The Ocean Lost Two-Thirds of Their Lineup and Came Back With Their Most Ambitious Album Yet

What happened to The Ocean between 2022 and 2025 would have finished most bands. The lineup that made ‘Phanerozoic I’, ‘Phanerozoic II’, and ‘Holocene’ dissolved almost entirely, leaving founding guitarist, songwriter, and lyricist Robin Staps, longtime bassist Mattias Hagerstrand, and incoming drummer Jordi Farre (also of Crippled Black Phoenix) to decide what comes next. They decided to go bigger.

The result is ‘Solaris’, the 12th studio album from The Ocean, arriving September 25th. A near-70-minute record built around late Soviet filmmaker Andrei Tarkovsky’s film of the same name, it’s the most conceptually and musically ambitious thing the band has put their name on across 25 years of existence.

The first single, “Light Pollution,” sets the tone immediately. It opens with synth textures that connect directly to ‘Holocene’ before building momentum and pivoting somewhere new entirely. The finale is orchestral, slow-burning, and genuinely crushing, a towering convergence of grandeur and heaviness that announces the new era without hedging.

The song’s themes run deep. Staps frames it around orbital motion, the idea that technology and communication have advanced without actually moving humanity forward. “We’ve witnessed several communication revolutions throughout the 20th and 21st centuries, but have we actually become any better at communicating?” he asks. “Has there really been forward movement, or has the motion been orbital, have we merely been treading water?”

The music video brings in filmmaker Craig Murray, known for his work with Mogwai and Converge, to introduce new vocalists Enrico Tiberi and Lane Shi (Elizabeth Colour Wheel, Otay:Onii). Murray’s approach is meticulous. Staps describes him as “a one-man army” who hand-sketches every scene before shooting and is still up at 2am glueing tentacles or smearing slime and sand at the end of a 20-hour day. The results are cinematic and fully earned.
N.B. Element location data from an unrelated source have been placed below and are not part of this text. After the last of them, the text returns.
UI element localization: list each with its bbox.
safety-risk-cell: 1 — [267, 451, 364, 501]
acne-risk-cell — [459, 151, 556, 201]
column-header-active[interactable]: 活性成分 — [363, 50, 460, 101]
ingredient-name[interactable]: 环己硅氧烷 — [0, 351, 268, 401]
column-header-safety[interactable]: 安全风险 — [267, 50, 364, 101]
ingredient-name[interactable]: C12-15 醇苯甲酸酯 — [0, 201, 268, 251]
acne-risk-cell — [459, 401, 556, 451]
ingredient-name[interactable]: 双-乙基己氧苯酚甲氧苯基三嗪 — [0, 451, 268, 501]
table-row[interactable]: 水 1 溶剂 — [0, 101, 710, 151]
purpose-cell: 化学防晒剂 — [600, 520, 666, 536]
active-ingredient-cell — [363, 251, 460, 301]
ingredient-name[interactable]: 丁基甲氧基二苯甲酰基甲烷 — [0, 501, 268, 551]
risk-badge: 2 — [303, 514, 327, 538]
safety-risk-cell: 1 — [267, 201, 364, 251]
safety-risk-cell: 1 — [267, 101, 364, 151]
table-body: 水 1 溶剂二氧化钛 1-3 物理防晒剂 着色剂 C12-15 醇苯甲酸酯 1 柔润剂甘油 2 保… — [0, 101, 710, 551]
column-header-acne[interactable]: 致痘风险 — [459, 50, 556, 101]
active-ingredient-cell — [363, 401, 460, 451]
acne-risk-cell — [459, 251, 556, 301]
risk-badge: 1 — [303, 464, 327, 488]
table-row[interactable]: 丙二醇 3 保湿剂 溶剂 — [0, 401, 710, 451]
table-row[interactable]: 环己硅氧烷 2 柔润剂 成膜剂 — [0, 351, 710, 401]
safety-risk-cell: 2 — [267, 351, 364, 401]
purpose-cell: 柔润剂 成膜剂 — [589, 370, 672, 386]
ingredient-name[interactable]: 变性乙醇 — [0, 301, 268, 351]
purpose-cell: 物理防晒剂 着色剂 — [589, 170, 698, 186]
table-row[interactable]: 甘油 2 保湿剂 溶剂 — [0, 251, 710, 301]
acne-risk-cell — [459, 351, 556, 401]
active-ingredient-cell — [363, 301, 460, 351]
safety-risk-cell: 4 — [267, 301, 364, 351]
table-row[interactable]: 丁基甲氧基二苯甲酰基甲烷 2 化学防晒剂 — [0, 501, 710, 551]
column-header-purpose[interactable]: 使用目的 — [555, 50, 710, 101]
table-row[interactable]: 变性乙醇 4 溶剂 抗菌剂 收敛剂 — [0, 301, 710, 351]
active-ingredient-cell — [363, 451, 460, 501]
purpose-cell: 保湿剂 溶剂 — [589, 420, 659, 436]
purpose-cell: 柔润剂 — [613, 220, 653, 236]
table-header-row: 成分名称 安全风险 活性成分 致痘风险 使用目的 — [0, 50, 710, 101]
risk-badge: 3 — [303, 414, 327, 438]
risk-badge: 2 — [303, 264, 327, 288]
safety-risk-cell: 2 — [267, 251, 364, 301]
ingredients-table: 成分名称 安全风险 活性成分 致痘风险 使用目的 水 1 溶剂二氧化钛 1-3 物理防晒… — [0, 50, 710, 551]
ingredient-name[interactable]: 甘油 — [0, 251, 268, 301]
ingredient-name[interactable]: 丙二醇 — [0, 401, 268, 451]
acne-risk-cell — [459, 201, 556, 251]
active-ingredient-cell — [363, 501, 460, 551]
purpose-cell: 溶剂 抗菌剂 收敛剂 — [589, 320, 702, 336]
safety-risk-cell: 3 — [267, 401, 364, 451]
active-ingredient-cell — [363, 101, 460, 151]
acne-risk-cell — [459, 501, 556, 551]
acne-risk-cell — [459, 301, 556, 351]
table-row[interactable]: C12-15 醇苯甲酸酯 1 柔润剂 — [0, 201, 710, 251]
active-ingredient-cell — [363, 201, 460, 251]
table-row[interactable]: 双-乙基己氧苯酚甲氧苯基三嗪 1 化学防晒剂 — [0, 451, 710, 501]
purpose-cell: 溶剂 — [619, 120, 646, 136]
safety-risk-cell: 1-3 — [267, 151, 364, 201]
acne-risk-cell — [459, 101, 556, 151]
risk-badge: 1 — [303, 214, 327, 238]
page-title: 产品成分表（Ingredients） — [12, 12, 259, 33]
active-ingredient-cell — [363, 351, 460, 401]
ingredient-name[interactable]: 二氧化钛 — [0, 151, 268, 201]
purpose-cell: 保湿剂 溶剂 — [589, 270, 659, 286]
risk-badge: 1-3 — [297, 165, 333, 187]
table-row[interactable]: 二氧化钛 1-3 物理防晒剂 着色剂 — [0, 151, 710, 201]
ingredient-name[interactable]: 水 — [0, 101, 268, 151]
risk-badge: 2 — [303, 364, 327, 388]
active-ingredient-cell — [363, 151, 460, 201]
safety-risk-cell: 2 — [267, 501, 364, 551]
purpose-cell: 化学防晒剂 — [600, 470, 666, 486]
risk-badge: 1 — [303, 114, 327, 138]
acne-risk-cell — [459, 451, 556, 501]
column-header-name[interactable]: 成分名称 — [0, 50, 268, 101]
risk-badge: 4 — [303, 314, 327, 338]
The expanded lineup for ‘Solaris’ brings in Emmanuel Jessua of Hypno5e and Marco Gennaro on guitar, while Thorsten Quaeschning of Tangerine Dream contributes modular synthesizers. Jens Bogren, who mixed ‘Pelagial’ and both ‘Phanerozoic’ records, returns for mixing and mastering duties.

“Light Pollution” arrives as one of the most fully realized singles The Ocean have released, a statement track from a band that refused the easy exit and came back with something that demands to be heard. ‘Solaris’ lands September 25th.